心肺虚脱型はいまだ救命が困難な疾患である。救命には早期発見が重要であり,分娩進行中も母体モニタリング(心拍,酸素飽和度)を行うことで,変化を早期に覚知する。一度,心肺虚脱型が発症した場合は母体救命を優先し,救命のABCを遅滞なく行う。既に産婦人科単科での管理は不可能であり,速やかに集学的治療の行える状態を確保する。
弛緩出血・DIC先行型では,心肺虚脱型のような急激な循環動態悪化や呼吸不全は引き起こされないが,産後出血で最も頻度の高い弛緩出血にしては出血スピードがあまりにも速く,凝固線溶系の亢進(DIC)が一気に進むため,通常の産後出血に対応するスピードではまったく追いつかない。よって,診断に至らなくとも,疑いはじめた段階で見切り発車し,以下の治療を速やかにかつ大胆に行う。弛緩出血・DIC先行型でもマンパワー確保と集学的治療は重要である。

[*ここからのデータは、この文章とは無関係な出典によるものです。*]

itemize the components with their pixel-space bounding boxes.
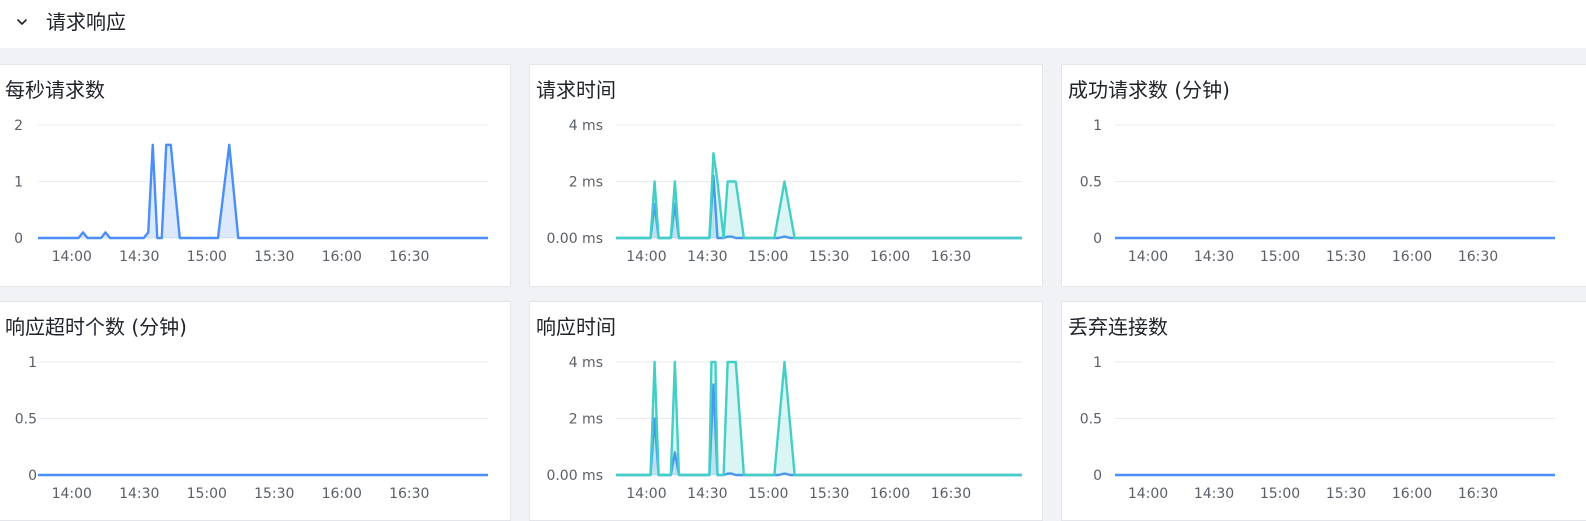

母体救命ではOMI(oxygen, monitoring, intravenous injection)が重要であり,リザーバー付き酸素マスク(10L)の装着,心電図,酸素飽和度測定を行い,少なくとも2ルート以上の静脈確保(できれば20G以上)を速やかに開始する。本疾患を疑ったら躊躇なく新鮮凍結血漿(FFP)のオーダーを行う。羊水塞栓症のDICは凝固と線溶亢進が劇的に進行するため,早期かつ十分な凝固因子補充と,抗線溶療法を速やかに開始する必要がある。
赤血球は組織の酸素化の担体としてバイタルサインの維持に必須であるが,まずは十分な酸素投与と外液系の輸液によりバイタルサインの安定化と組織の酸素化を図る。また,産科危機的出血の状態であるので,異型適合血(O型RBC,AB型FFP)を用いてもよい。また,十分な凝固因子補充のため,FFP:RBC比≧1.5を目標とする。FFPは解凍に時間を要することからも,早期判断が必要となる。
羊水塞栓症は胎児成分が母体内に流入し,各種メディエーターの活性が起きている状態なので,アナフィラクトイド反応を少しでも抑制する目的でベリナート®P静注用(乾燥濃縮ヒトC1-インアクチベーター)投与も考えられる。ただし,高価かつ現時点で保険適用はない。子宮収縮を目的とした子宮収縮薬や物理的圧迫止血法のバクリバルーン挿入など,保存的治療を行っても出血が止まらない場合は,IVRによる子宮動脈塞栓術や原因除去を目的として子宮全摘術を行う。